Asking universities to make lower offers to pupils from state schools is like asking an engineer to improve an aeroplane "after it has already crashed", an independent school leader said this week.
Philip Cottam, chairman of the Society of Headmasters and Headmistresses of Independent Schools, and headmaster of Halliford School in Shepperton, said the number of poorer children failing to fulfil their potential was a "blot" on the educational landscape.
Mr Cottam told heads at the society's conference in Telford, Shropshire, it would be unfair if university admissions tutors discriminated against private school pupils using a "mechanistic template."
While not advocating a return to grammar schools, he said learning from their successes could provide part of the solution.

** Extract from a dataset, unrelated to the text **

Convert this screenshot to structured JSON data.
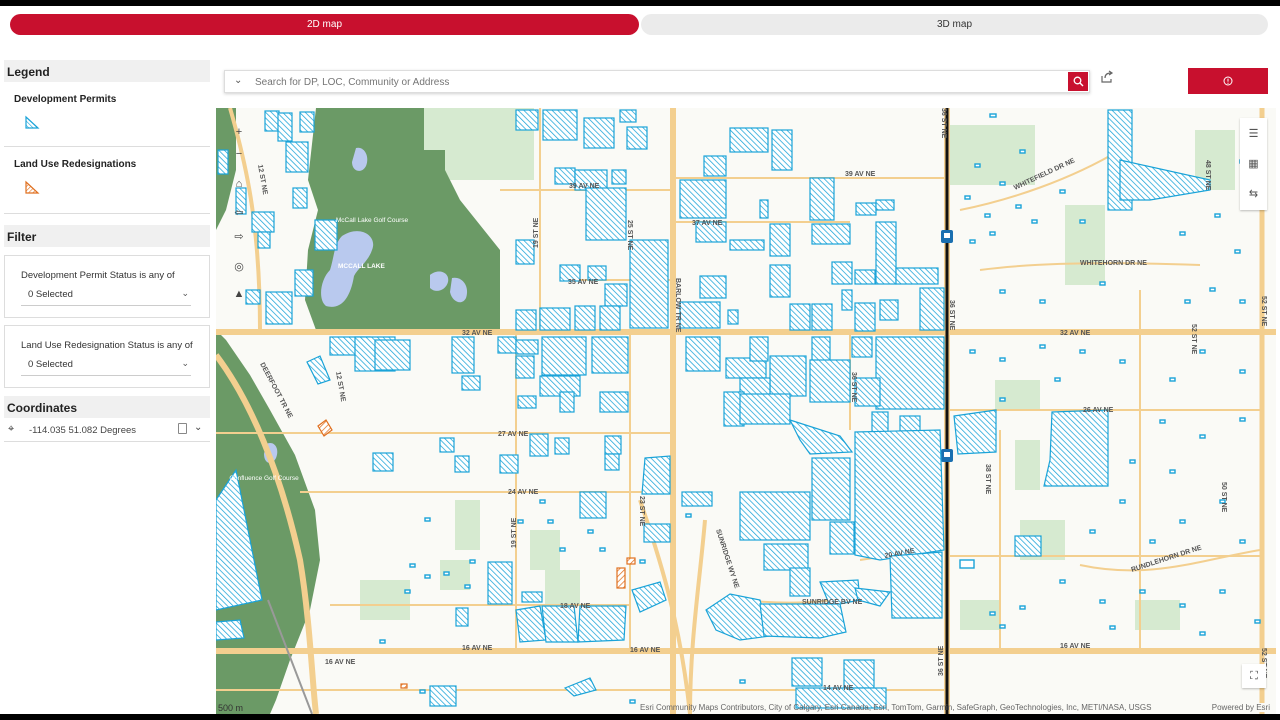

He said: "Trying to force universities to repair, let alone make up for, the problems of 18 years of upbringing and education is certainly not the answer. It is approaching the issue from the wrong end and is like asking an aeronautical engineer to improve the design of an aircraft after the plane has already crashed."
Mr Cottam welcomed the introduction of the new university technical colleges to increase the quality of vocational education.
"It is essential we close the gap that has existed for too long between the quality of our vocational education and that available in Germany," he said.
"Without that, vocational education will never acquire the esteem that it currently lacks, and we will continue to do many of our young people a disservice, to the detriment of our success as a nation."